Baby is likely unbothered by this as it’s seldom irritating or itchy. You can shampoo baby’s hair with a mild baby shampoo until the scales fall away. You can also use a very soft brush to gently loosen the scales and help them along more quickly. Avoid putting any ointments or gels on the scales–if the scales are getting worse, talk to baby’s healthcare provider, who may prescribe a cortisone cream.

Is it a yeast infection? The redness you see on baby’s skin, especially in the creases and folds, is more likely a yeast infection–now that can be itchy for baby. Your baby’s healthcare provider will likely prescribe a cream safe for babies after evaluating the redness.

Immerse baby’s umbilical cord; it’s OK to get baby’s umbilical cord wet unless your baby’s healthcare provider has given you reasons not to immerse the cord.

Clean from top to bottom, starting with baby’s face, and move down and around baby’s body, cleansing their diaper area last.  Begin with baby’s eyes, sweeping from the inner to outer areas of their eyes.
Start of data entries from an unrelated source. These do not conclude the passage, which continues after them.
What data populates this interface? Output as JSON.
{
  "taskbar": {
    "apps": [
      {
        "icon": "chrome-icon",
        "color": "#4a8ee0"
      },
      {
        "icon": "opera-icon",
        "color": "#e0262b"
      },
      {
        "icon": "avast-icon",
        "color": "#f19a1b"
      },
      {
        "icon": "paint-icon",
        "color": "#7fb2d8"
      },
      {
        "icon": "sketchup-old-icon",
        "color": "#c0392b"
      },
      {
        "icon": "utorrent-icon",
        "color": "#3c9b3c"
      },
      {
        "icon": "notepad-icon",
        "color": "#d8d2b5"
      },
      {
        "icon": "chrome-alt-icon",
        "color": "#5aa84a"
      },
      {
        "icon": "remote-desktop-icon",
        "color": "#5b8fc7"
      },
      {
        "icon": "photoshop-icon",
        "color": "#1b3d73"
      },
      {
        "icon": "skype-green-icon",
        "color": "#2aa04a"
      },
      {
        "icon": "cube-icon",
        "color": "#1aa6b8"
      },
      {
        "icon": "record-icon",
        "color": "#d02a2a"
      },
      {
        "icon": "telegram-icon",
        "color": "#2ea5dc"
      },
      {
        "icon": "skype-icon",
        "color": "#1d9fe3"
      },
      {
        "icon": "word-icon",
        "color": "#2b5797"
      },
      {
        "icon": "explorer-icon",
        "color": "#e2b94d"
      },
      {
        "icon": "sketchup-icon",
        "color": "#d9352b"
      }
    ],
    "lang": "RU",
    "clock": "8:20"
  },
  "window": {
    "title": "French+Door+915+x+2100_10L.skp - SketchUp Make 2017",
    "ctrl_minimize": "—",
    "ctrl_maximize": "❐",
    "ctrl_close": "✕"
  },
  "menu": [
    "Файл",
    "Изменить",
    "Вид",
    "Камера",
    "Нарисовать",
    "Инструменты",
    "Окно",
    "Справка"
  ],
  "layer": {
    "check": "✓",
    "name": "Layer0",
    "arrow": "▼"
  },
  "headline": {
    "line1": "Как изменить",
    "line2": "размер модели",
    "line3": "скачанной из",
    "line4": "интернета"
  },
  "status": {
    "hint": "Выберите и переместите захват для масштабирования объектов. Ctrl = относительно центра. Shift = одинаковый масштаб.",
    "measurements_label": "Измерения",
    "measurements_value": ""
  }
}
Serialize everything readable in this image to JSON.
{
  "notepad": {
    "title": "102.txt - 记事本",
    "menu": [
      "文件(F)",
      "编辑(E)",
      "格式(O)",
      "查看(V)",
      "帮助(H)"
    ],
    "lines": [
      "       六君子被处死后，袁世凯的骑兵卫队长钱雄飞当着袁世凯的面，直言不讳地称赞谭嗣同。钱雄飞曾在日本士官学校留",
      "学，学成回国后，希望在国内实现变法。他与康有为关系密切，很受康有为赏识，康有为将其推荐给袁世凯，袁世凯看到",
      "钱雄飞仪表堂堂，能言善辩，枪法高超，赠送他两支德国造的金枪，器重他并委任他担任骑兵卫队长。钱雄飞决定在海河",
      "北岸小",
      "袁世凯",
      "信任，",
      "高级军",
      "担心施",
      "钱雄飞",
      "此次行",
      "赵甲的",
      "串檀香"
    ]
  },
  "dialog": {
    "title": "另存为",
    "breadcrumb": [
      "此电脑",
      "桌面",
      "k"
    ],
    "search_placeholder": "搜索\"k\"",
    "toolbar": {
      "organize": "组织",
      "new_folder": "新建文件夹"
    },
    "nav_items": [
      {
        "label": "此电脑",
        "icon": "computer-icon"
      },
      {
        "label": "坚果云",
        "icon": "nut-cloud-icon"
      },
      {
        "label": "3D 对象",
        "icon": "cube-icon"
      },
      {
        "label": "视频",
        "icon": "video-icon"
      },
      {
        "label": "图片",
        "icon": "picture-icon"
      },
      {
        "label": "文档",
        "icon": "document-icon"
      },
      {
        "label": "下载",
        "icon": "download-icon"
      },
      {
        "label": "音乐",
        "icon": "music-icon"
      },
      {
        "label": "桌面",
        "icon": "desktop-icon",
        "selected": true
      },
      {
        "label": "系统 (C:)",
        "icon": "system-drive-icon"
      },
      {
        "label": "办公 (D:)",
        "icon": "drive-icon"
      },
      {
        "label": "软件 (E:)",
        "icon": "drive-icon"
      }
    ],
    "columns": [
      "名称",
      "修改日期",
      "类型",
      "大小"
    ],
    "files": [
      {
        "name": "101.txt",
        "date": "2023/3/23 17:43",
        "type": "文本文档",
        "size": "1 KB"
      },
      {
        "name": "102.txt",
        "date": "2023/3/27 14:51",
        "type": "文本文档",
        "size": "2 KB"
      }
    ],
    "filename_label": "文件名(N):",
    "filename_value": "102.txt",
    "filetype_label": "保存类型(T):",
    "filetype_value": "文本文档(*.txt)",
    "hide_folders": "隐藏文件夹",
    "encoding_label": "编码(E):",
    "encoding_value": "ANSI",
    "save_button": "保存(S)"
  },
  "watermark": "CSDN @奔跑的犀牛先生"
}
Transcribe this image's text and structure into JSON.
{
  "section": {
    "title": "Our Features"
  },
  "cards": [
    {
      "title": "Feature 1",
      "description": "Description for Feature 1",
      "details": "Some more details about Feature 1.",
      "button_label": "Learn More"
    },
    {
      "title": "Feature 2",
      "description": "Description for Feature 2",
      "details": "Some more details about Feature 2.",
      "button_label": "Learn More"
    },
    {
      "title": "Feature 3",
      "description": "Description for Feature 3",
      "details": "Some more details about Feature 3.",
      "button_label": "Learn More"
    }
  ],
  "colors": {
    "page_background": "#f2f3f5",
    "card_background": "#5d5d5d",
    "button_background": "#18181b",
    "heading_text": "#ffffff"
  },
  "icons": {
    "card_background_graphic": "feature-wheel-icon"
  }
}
Use a fresh and clean corner of the washcloth per eye as this helps to reduce the risk of an infection spreading from one eye to the other.

Wash baby’s hair and massage their scalp – you know how good this feels at the salon – so give baby that same gentle fingertip massage too.

Lift baby’s chin to clean between their neck folds where milk or formula often collects.

Clean baby’s diaper area from front to back for females, which reduces their risks of cystitis. For ababy boy, lift and gently clean the scrotum and cleanse the area. Remember, never retract the foreskin of a baby boy with an intact penis.

Then begin the rinse; move from top to bottom to complete the bath. Gently lift baby from the tub or basin and wrap them in a warm towel and begin gently patting baby dry. Dress baby in a clean diaper and add some warm, snuggly clothes. Snuggle time!